SUSTAINABILITY

A Nigerian Museum Addressing the Plastic Waste Crisis

The Waste Museum in Ibadan City, Nigeria, billed as the first of its kind in Africa, will showcase works made from recycled plastics and train the community on how to reuse waste material.

Jumoke Olowookere, founder of the Waste Museum in Ibadan City, Nigeria

In Nigeria, plastic waste in the form of discarded food packaging, plastic bottles, and single-use bags has become commonplace. The African country generates roughly 2.75 million tons of discarded plastics per year, and inefficient waste management infrastructure means 70 percent of it ends up in landfills, sewers, beaches, and other waterways. Waste from Lagos, for example, flows into the Gulf of Guinea, leaches dangerous chemicals into the water supply, and causes numerous public health risks.

The country’s worsening pollution problem caught the attention of Jumoke Olowookere, an artist and former teacher based in Ibadan City, who decided to stow used plastic, nylon, and corn husks in her kitchen while learning how to give the material a second life. The ecopreneur opened the Waste Museum with the goal of training individuals and organizations on sustainable ways of creating wealth through recycling and upcycling their waste. “We have a long way to go to get that sustainable world without waste,” Olowookere told Reuters. “We need to get up and take responsibility for our waste.” The institution displays her latest artworks made out of tires, fabrics, wine corks, and plastic bottles, which she also uses to create equipment for school playgrounds. Works from other artists are featured too, including ottoman furniture and ceiling panels crafted using tires and jewelry produced from bottle caps.

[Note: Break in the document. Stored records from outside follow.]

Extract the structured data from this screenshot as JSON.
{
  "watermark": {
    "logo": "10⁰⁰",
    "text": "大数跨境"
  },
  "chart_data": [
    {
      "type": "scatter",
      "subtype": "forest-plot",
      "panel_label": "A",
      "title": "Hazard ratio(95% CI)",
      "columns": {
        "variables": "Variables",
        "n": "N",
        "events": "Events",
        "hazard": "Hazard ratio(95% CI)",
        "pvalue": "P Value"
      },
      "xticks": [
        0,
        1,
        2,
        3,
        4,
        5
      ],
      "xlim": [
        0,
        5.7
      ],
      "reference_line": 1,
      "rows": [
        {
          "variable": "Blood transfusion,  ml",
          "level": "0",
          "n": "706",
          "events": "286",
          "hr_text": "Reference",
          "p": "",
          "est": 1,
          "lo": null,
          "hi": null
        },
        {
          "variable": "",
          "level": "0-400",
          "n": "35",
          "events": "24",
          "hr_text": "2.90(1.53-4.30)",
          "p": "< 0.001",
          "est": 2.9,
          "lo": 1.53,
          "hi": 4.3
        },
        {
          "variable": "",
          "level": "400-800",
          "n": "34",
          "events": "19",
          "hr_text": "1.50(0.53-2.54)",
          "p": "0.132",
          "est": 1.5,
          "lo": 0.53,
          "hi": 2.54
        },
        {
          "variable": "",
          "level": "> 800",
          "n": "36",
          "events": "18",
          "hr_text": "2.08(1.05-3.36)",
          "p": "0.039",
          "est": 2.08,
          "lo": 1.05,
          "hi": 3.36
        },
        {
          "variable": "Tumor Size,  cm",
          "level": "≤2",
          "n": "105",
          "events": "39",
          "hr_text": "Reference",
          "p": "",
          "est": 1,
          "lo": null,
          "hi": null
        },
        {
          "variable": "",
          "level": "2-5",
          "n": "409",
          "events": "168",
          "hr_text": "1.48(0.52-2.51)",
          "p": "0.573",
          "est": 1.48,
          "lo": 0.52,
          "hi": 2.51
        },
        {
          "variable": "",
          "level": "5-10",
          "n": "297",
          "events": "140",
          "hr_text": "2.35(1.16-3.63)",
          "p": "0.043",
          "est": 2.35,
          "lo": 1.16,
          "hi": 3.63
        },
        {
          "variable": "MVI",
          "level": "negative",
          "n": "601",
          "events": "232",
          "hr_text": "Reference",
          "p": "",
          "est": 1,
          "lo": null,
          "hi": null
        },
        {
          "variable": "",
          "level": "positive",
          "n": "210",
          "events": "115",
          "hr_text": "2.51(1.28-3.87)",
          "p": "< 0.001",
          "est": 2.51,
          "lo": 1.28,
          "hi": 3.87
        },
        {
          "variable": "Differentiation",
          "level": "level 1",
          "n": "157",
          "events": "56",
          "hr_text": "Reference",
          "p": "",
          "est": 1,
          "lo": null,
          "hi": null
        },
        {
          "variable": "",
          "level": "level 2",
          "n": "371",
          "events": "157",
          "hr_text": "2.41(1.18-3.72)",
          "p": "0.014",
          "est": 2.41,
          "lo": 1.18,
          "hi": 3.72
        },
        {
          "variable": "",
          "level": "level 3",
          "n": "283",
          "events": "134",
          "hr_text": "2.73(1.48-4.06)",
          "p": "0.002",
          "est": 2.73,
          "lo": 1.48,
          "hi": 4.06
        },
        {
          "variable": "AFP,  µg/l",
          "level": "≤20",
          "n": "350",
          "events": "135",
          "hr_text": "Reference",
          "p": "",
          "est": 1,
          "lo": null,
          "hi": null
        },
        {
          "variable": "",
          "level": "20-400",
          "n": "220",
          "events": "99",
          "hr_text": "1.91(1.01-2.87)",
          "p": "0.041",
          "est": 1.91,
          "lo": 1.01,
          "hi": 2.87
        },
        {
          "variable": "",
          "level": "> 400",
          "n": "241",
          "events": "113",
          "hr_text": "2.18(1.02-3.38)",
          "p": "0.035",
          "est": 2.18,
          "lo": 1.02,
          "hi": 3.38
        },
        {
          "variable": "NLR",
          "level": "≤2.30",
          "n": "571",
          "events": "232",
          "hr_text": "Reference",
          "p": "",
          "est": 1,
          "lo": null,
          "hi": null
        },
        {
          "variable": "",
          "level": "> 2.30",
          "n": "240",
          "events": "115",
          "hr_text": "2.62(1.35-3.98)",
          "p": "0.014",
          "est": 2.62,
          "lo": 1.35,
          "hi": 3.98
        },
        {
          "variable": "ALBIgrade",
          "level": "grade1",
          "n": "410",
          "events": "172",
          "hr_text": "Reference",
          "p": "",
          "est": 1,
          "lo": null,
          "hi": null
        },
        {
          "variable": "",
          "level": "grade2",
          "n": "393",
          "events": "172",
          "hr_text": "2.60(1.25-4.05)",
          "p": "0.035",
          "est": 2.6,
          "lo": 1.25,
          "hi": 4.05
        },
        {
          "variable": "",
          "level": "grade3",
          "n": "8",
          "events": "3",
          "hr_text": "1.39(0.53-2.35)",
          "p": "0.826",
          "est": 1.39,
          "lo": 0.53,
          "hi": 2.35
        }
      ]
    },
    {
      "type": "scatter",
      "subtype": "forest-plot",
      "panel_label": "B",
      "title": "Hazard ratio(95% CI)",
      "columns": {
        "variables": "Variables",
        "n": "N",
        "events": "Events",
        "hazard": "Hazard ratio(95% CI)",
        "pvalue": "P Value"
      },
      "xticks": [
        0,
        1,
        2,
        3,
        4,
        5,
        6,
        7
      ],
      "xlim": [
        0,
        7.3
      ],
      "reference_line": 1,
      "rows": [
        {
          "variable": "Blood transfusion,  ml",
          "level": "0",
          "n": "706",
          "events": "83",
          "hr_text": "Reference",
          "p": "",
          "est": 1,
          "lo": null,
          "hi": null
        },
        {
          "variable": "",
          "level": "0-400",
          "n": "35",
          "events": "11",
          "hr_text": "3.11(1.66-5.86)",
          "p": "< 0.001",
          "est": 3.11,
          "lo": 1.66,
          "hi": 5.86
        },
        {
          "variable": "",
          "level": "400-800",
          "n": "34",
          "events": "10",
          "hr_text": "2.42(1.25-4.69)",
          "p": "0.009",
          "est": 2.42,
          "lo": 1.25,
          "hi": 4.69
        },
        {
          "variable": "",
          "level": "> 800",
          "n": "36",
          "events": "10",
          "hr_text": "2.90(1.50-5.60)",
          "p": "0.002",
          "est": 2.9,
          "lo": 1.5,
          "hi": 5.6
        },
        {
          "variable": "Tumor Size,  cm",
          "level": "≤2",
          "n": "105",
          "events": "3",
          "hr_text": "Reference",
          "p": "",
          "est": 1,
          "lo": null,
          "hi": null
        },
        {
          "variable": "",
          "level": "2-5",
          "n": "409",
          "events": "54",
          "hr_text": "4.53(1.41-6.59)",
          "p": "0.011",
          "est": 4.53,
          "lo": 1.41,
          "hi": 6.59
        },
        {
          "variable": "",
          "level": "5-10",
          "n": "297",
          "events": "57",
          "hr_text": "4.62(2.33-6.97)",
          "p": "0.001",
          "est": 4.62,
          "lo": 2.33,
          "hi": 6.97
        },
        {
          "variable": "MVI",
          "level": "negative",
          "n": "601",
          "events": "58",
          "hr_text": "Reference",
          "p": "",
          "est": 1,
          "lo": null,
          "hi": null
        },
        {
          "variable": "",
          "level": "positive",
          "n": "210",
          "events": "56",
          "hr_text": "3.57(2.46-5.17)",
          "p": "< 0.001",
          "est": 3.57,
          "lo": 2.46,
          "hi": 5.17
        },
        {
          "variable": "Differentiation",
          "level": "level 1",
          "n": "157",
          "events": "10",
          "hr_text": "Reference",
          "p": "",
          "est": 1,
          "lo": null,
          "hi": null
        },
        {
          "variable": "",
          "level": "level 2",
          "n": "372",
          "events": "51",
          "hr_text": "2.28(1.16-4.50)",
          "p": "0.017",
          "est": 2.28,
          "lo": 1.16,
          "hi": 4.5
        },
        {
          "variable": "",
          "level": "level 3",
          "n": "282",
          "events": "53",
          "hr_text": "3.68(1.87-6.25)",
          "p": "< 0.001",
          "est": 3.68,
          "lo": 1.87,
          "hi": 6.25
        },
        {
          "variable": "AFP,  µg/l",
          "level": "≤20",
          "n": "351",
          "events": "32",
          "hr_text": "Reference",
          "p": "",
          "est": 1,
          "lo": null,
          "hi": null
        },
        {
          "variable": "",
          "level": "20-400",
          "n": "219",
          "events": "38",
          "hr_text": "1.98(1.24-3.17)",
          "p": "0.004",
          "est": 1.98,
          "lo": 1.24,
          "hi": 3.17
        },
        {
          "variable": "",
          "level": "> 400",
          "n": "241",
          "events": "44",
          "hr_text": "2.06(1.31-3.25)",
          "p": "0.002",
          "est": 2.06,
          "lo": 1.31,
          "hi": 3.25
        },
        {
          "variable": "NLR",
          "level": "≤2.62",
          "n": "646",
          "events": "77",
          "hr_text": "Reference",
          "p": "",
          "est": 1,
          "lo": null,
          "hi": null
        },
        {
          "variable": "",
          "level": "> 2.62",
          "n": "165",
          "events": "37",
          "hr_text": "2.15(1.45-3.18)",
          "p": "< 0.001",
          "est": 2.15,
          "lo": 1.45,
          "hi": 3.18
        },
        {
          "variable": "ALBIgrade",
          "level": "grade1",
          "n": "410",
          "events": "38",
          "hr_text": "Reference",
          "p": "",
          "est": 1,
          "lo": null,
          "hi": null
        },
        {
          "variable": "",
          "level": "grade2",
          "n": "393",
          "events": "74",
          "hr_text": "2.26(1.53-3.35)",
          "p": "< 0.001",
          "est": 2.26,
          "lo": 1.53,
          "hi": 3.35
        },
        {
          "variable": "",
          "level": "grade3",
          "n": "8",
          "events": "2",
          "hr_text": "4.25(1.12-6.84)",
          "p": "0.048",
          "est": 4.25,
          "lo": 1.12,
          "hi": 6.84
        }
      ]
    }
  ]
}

The museum’s debut arrives as the conversation around plastic waste has been intensifying. Last week, world leaders from 175 countries agreed to develop a legally binding UN treaty to regulate plastic production and design on a global scale for the first time. Passed at the UN Environment Assembly using a recycled plastic gavel, the treaty also establishes universal targets to curb plastic waste—much like the Paris Agreement does for carbon emissions.